Höfe, die sich mal ein Telefon teilten, ((haben sich)) heute nichts mehr zu sagen

Es gibt auch ein Reihendorf ohne jeden Ortskern, in dem teils Vertriebene angesiedelt wurden. Über einen anderen Ort im Süden:

Im Dorf selbst gab es keine Vereine…Streit und Neid waren an der Tagesordnung…man schaut sich nicht an, wenn man sich trifft. Und das kann eine ganze Generation andauern.

Amazon-Werbelinks: Dörte Hansen | Walter Kempowski | Ulrike Siegel

Kinder müssen überall mit anpacken und haben wenig Freizeit. Ein typischer Satz:

Das Singen war in unserer Familie ein stets erlaubtes und kostenloses Vergnügen – konnte man doch dabei verzögerungsfrei weiterarbeiten.

(Fußball ist weniger gern gesehen – Zeitverschwendung am helllichten Tag.)

Diskriminierend: nur eine Geschichte liefert ein Mann. Nur zwei Geschichten im Buch stammen aus Ostdeutschland, samt LPG-Formalien; die anderen 17 Geschichten von 16 Interviewpartnern berichten aus der gesamten alten Bundesrepublik mit leichtem Schwerpunkt auf den nördlichsten und südlichsten Bundesländern.

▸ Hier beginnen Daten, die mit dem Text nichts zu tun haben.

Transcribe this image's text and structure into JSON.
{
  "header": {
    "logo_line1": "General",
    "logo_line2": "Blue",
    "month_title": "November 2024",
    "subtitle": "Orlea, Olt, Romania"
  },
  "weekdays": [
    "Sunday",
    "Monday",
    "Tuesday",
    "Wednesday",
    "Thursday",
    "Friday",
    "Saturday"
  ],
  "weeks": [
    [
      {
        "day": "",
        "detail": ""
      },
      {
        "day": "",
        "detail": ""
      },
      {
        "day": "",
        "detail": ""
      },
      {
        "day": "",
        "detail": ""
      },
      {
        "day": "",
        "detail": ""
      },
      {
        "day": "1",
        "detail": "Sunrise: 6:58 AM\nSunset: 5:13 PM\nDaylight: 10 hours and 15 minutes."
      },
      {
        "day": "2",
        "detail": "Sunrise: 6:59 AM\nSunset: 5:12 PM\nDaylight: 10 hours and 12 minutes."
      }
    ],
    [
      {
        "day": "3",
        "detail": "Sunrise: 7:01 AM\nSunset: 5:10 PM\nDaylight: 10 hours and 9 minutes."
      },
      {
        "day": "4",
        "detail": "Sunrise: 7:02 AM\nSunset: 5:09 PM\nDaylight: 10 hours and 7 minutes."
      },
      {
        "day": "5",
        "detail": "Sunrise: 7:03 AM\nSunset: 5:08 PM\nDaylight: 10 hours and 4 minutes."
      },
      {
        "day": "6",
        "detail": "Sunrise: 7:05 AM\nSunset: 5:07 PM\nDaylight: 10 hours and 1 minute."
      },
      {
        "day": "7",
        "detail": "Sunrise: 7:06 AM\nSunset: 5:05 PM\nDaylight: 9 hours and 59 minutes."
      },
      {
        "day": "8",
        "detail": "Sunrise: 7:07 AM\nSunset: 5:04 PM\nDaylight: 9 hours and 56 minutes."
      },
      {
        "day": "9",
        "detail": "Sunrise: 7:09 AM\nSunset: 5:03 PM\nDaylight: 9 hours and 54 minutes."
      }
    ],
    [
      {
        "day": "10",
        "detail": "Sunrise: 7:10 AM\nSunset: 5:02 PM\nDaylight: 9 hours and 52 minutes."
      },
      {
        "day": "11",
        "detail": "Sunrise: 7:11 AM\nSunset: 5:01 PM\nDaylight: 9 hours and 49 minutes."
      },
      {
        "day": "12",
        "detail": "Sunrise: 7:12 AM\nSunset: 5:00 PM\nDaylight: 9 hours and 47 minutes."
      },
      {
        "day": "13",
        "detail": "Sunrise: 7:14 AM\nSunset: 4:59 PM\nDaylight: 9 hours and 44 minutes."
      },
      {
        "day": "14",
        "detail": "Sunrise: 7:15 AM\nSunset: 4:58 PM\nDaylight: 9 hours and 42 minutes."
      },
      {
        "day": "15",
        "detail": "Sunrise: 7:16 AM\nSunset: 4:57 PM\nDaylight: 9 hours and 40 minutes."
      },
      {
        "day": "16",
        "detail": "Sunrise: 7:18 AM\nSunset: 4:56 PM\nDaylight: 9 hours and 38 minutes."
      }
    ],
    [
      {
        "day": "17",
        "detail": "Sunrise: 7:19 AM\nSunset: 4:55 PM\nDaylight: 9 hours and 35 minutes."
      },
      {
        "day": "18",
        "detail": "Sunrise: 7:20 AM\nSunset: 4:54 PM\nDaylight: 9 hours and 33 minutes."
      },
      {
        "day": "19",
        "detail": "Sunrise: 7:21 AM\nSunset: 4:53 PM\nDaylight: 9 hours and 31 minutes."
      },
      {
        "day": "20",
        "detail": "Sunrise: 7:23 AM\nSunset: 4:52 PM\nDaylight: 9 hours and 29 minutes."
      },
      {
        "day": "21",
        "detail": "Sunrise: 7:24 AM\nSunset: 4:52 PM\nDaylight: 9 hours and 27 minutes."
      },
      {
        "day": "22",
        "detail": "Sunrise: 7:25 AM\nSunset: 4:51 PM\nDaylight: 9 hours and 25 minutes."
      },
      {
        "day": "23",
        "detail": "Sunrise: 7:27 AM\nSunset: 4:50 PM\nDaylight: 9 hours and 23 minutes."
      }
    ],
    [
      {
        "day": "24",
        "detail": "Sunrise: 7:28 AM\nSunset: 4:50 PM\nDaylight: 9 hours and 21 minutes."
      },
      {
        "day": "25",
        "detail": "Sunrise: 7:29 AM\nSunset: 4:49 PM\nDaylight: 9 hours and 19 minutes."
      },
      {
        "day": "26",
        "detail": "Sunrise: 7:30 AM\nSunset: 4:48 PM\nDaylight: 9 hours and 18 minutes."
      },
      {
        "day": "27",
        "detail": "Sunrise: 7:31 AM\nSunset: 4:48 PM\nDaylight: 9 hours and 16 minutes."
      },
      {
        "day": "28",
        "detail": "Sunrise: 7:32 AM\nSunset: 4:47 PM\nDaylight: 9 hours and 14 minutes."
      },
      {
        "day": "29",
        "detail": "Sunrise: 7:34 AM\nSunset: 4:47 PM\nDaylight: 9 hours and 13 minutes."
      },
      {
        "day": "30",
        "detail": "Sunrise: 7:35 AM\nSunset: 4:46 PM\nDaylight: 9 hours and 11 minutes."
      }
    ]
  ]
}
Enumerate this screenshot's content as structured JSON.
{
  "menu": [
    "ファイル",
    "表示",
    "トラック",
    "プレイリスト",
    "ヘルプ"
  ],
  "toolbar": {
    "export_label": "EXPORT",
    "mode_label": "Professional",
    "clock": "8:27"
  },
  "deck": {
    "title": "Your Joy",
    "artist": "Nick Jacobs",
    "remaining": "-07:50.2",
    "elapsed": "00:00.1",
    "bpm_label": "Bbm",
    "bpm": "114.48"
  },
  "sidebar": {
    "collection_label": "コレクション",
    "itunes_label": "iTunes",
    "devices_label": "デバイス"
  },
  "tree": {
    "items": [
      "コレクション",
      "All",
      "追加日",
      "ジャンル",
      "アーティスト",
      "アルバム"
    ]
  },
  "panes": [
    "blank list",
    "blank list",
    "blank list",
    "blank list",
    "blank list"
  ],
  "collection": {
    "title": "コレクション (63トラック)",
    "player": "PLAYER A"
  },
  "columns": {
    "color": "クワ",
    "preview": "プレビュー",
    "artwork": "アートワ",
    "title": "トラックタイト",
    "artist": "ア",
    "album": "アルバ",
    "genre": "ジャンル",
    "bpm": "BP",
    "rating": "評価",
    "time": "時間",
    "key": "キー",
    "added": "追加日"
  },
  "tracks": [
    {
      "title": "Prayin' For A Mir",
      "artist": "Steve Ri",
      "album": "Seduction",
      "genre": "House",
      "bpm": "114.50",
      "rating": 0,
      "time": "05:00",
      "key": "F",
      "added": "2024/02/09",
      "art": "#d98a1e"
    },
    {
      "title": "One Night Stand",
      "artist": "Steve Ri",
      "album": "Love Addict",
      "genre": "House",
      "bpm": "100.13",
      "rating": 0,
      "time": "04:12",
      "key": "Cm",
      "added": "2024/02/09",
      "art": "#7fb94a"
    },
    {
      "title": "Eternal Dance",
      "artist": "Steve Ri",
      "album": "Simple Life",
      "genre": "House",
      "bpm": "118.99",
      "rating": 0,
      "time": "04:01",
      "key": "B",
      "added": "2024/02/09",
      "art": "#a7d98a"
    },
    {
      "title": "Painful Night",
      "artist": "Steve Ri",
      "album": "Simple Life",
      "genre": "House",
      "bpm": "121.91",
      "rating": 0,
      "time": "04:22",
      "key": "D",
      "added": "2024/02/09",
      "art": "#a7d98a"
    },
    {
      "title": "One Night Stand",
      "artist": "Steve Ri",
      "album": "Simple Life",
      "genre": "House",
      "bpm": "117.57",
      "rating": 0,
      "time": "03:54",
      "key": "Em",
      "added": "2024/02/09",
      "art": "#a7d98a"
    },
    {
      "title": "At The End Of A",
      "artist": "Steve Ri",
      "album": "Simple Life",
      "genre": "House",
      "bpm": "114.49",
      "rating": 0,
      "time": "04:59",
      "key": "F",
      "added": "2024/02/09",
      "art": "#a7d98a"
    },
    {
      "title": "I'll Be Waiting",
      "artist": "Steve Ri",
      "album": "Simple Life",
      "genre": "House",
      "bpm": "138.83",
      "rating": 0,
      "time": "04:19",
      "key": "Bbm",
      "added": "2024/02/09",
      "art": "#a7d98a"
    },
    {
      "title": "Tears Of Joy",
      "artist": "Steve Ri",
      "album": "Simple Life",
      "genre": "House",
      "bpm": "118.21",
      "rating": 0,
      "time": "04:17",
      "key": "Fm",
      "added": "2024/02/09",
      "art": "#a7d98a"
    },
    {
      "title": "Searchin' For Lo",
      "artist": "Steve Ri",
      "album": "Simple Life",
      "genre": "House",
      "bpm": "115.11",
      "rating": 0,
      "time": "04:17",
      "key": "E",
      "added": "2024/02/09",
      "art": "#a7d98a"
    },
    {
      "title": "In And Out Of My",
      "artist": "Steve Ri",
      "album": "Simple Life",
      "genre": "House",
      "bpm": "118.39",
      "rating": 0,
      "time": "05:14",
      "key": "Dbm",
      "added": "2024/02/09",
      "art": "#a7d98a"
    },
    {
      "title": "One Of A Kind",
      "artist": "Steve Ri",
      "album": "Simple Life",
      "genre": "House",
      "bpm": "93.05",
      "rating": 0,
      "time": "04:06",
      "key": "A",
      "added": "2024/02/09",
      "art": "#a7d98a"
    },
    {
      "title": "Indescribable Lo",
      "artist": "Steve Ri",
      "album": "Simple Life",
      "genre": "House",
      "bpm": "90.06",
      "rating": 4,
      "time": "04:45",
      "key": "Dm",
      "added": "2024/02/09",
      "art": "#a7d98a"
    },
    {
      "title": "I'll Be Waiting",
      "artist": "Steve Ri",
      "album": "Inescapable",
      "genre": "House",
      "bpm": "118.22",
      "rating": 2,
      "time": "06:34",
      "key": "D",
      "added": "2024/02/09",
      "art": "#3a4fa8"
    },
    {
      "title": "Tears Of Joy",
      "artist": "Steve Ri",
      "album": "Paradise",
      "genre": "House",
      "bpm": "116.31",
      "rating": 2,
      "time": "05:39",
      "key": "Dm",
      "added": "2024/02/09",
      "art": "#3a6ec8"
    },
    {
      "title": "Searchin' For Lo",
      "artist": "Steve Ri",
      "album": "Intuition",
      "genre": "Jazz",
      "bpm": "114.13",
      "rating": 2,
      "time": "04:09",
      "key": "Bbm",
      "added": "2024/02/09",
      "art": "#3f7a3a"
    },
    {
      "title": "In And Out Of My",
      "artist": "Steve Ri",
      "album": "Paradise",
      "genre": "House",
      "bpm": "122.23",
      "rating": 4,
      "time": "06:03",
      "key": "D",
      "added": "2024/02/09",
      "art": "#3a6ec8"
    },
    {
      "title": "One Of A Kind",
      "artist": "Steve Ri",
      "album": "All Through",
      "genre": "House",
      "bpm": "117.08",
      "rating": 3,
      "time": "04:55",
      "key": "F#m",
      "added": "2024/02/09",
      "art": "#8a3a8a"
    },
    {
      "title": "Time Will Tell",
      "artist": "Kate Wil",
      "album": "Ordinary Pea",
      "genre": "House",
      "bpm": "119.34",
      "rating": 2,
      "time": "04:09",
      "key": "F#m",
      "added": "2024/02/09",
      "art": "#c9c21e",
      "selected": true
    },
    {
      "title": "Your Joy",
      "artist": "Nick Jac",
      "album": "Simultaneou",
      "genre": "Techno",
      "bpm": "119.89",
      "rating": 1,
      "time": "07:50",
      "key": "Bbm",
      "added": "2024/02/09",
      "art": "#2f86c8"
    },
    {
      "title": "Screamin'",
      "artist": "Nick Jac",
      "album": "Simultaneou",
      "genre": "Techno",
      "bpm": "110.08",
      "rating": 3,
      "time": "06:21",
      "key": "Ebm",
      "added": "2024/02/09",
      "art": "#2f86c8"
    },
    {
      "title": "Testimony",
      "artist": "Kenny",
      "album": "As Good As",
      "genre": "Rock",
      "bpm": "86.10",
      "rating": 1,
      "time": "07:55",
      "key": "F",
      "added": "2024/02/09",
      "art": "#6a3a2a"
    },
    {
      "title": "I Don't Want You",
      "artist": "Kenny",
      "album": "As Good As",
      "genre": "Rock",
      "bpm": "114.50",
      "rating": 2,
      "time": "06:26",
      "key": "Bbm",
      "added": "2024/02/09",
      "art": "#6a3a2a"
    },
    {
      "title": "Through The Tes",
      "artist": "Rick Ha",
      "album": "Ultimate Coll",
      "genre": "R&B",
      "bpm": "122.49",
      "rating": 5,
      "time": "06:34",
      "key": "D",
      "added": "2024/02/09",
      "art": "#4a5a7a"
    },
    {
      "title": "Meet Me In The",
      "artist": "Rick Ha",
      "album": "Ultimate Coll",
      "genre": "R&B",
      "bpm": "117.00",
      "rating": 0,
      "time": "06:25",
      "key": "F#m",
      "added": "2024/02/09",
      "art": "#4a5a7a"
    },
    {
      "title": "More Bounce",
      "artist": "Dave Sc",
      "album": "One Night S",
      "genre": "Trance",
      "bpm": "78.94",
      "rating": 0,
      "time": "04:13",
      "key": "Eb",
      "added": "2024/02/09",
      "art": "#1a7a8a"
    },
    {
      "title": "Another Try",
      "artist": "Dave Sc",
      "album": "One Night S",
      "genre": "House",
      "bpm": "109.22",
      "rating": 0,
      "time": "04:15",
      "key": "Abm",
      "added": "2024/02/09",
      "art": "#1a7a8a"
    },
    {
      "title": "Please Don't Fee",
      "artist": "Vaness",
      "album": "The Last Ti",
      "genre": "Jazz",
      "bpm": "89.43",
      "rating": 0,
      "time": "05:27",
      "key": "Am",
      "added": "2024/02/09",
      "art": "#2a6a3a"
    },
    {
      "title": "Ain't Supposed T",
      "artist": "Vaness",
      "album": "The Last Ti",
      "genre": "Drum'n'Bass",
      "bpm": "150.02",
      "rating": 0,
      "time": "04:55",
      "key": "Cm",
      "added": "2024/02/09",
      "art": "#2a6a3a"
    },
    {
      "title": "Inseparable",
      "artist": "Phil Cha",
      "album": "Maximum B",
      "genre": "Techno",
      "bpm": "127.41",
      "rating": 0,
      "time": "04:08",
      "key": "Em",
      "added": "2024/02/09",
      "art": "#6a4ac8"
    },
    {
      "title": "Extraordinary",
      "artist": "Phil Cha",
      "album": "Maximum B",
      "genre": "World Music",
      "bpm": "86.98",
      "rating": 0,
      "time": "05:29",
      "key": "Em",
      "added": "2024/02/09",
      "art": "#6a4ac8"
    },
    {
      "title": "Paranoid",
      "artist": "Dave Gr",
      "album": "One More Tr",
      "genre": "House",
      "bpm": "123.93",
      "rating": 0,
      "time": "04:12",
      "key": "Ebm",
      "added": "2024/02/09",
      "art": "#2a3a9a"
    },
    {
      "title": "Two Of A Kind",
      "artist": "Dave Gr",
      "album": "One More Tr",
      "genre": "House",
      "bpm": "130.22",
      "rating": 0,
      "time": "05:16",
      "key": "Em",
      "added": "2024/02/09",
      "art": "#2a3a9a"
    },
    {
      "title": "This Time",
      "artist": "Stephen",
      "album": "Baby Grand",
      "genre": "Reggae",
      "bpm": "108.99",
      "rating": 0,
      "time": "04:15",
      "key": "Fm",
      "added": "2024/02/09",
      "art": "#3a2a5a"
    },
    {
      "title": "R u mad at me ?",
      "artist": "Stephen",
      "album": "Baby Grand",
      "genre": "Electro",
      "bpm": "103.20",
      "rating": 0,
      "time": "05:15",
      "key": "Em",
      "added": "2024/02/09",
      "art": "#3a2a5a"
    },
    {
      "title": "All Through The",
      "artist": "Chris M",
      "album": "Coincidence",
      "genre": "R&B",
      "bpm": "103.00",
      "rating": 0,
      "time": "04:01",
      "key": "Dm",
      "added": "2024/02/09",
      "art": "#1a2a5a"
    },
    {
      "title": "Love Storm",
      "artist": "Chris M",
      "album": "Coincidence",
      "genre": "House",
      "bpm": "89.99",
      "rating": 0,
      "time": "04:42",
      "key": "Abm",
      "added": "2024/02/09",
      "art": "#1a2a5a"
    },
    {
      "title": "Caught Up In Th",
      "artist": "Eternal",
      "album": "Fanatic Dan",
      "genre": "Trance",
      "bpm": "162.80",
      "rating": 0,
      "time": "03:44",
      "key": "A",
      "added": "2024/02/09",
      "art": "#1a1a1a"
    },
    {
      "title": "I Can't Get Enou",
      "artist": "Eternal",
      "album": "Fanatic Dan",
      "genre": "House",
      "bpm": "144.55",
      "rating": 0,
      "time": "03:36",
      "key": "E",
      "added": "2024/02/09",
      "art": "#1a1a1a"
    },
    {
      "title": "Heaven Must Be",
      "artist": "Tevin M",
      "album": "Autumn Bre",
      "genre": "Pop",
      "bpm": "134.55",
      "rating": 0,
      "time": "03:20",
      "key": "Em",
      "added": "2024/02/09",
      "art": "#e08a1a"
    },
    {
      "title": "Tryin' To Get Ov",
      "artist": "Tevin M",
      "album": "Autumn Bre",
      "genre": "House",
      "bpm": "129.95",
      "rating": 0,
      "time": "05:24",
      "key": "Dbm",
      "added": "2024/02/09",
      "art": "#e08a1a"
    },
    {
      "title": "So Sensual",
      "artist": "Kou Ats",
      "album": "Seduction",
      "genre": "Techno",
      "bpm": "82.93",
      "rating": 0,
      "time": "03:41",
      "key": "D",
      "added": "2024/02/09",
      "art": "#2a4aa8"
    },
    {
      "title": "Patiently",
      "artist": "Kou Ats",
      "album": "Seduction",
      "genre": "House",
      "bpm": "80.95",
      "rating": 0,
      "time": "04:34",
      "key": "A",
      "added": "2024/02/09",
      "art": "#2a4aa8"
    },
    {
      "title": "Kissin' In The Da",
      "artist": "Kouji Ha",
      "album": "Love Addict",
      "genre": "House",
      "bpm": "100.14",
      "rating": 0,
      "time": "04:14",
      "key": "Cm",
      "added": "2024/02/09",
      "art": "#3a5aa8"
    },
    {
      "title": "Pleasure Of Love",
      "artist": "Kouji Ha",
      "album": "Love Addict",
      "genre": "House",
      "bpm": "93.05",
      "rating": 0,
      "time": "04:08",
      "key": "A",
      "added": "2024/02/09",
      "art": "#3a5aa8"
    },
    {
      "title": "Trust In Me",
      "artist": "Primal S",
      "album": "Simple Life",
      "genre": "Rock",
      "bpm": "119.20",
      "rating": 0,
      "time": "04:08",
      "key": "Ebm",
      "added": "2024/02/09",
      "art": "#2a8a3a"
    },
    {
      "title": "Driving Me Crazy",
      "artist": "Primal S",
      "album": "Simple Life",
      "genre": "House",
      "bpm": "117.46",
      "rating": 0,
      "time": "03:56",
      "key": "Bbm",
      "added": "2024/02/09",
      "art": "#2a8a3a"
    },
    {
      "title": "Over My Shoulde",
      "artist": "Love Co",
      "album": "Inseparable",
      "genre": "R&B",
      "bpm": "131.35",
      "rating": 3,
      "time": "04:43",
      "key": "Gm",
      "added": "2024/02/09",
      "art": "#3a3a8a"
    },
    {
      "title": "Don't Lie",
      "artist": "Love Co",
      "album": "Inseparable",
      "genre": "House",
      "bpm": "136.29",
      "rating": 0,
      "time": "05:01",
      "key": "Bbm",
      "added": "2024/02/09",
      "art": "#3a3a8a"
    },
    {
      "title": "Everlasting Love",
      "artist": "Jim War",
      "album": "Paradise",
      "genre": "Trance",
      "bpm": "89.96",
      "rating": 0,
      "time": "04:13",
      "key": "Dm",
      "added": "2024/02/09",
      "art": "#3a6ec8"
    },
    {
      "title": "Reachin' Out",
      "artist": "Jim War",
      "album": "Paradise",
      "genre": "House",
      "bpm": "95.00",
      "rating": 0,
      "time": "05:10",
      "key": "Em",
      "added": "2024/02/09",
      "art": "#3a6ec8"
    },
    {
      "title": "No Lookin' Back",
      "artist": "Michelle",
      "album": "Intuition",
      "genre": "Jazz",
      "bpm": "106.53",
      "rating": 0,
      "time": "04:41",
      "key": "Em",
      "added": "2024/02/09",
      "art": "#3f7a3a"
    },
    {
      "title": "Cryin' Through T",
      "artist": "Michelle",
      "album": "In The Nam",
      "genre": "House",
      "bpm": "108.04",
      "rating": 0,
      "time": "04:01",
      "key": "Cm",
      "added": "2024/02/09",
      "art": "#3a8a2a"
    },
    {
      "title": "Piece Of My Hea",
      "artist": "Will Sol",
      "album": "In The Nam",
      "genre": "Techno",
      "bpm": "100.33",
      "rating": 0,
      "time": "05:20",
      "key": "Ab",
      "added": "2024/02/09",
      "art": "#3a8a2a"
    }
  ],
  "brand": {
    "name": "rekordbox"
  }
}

Die Geschichten sind etwa 5 bis 17 Seiten lang, die meisten Geschichten wohl weniger als 10 Seiten. Bräuche und vor allem Speisen lernt man in den Dialekten der Republik(en) kennen, von “Pingelsöppke” und “Kinnertön” bis “Skandal in Schnut”.

Kritik:

Es gibt interessante Einblicke, aber oft werden Dinge nur angedeutet, die man gern vertieft hätte, vor allem, wenn der Text das Vergangene verklärt. Ich vermisse Tiefe und Schärfe, auch wenn Misstöne nicht ausgespart werden. Ich hatte immer wieder den Wunsch, die Lektüre nicht abzubrechen, aber mit tiefschürfenderen ländlichen Kurzgeschichten etwa von Alice Munro zu alternieren.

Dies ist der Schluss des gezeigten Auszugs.